O Reino Unido Eurovisão entrada, Look Mum No Computer, compartilhou uma declaração depois de chegar em último lugar.
A 70ª edição do show aconteceu no Wiener Stadthalle de Viena na noite passada (16 de maio) e viu Dara da Bulgária vence com ‘Bangaranga’, marcando a primeira vitória da Bulgáriacom a faixa adjacente ao rap e ao bhangra saindo no topo da votação do júri e do público.
Olha mamãe, sem computador’Eins, Zwei, Drei’porém, terminou na parte inferior da tabela, na 25ª colocação, conquistando apenas um ponto na pontuação do júri e obtendo os temidos zero votos do público.
O YouTuber e músico eletrônico, cujo nome verdadeiro é Sam Battle, celebrou desde então a vitória histórica da Bulgária nas redes sociais, dizendo a seus seguidores que eles foram os “vencedores merecidos” e que ele conheceu “muita gente incrível” durante a competição.
“O mais importante é [that] todos nós tentamos o nosso melhor”, escreveu ele. “Independentemente do que está contra nós. Seja o que for. Tenho que continuar tentando o meu melhor, independentemente do resultado foooookennnn!!!”
O cantor, que é conhecido por construir e tocar instrumentos feitos com materiais não convencionais, compartilhou o depoimento ao lado dele e de uma multidão gritando “UK” e “ein Punkt”, que significa um ponto em alemão.
Ele é agora o terceiro ato do Reino Unido consecutivo a receber pontos nulos na votação do público, depois de Lembre-se de que segunda-feira teve o mesmo desempenho em 2025como fez Olly Alexander em 2024.
A preparação para a disputa da noite passada foi marcada por controvérsia, com a participação de Israel mais uma vez provando ser divisiva. O participante Noah Bettan quase levou o troféu depois de terminar em segundo lugar, e houve vaias no salão quando sua pontuação mais alta foi anunciada.
Vários países – Irlanda, Holanda, Eslovénia, Islândia e Espanha – boicotaram o evento em protesto contra a inclusão de Israel, e durante as semifinais no início da semana, Bettan recebeu uma resposta mista do públicocom alguns aplausos enquanto outros vaiavam e gritavam slogans anti-Israel. Uma pessoa em particular pôde ser ouvida por cerca de um minuto durante a apresentação, dizendo “Parem o genocídio”.
Antes do concurso, a Amnistia Internacional apelou à suspensão de Israel e criticou a EBU por não suspender o país como foi o que aconteceu com a Rússia em 2022 devido ao conflito em curso com a Ucrâniacom a sua secretária-geral, Agnès Callamard, a dizer que foi “um ato de covardia e uma ilustração de flagrantes duplos padrões quando se trata de Israel”.
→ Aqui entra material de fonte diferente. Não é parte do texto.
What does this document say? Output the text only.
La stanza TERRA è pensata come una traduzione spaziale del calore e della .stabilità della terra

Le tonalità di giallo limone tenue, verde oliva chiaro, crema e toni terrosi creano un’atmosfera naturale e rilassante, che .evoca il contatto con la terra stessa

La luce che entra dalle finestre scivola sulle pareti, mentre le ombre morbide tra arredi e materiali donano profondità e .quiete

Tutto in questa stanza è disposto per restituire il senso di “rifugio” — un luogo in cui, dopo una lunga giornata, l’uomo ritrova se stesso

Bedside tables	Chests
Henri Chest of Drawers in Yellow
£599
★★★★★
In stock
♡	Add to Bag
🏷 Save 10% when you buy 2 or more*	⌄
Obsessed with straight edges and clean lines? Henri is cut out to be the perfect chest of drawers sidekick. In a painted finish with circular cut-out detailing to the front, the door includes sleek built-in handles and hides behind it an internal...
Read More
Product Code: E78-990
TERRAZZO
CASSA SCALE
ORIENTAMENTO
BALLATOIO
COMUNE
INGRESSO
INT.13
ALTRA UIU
“Em vez de enviar uma mensagem clara de que há um custo para os crimes atrozes de Israel contra o povo palestiniano, a UER deu a Israel este palco internacional, mesmo enquanto continua a cometer genocídio em Gaza, ocupação ilegal e apartheid”, disse Callamard.
“A UER está a trair os valores do Festival Eurovisão da Canção, que incluem a liberdade em relação à intolerância, ao discurso de ódio e à discriminação.”
Israel rejeitou repetidamente as acusações de genocídio, e nega ter cometido quaisquer crimes de guerra, sustentando que as suas operações são atos legais de legítima defesa após o ataque do Hamas a cidadãos israelitas no Festival de Música Nova, em 7 de outubro de 2023, que matou mais de 1.100 pessoas e fez 250 reféns.
A pressão para excluir Israel da competição também veio de No Music For Genocide, que emitiu uma carta aberta assinada por mais de 1.100 trabalhadores culturais e artistas, apelando aos fãs para boicotarem a Eurovisão deste ano a menos que Israel seja proibido de participar.
A carta aberta foi compartilhada pela primeira vez em 21 de abril e contou com assinaturas de Brian Eno, Ataque Massivo, Paloma Fé, Paulo Weller, Rótula, Chip quente, De Monstros e Homens, Ociosos, Grito Primordial, Sigur Rós, Jovens Padres, Mogwai, Estrada Nova do País Negro, Érika de Casier, Nadine Xá, Limpeza a seco, Ólafur Arnalds, David Holmes, Nemásis, Macklemore, Roger Águas, Pedro Gabriel, FériasSmerz, vários ex-finalistas do Eurovision e muito mais.
Também surgiram relatos alegando que o governo de Israel orquestrou uma “campanha bem organizada” para usar o Festival Eurovisão da Canção como uma ferramenta de “poder brando”.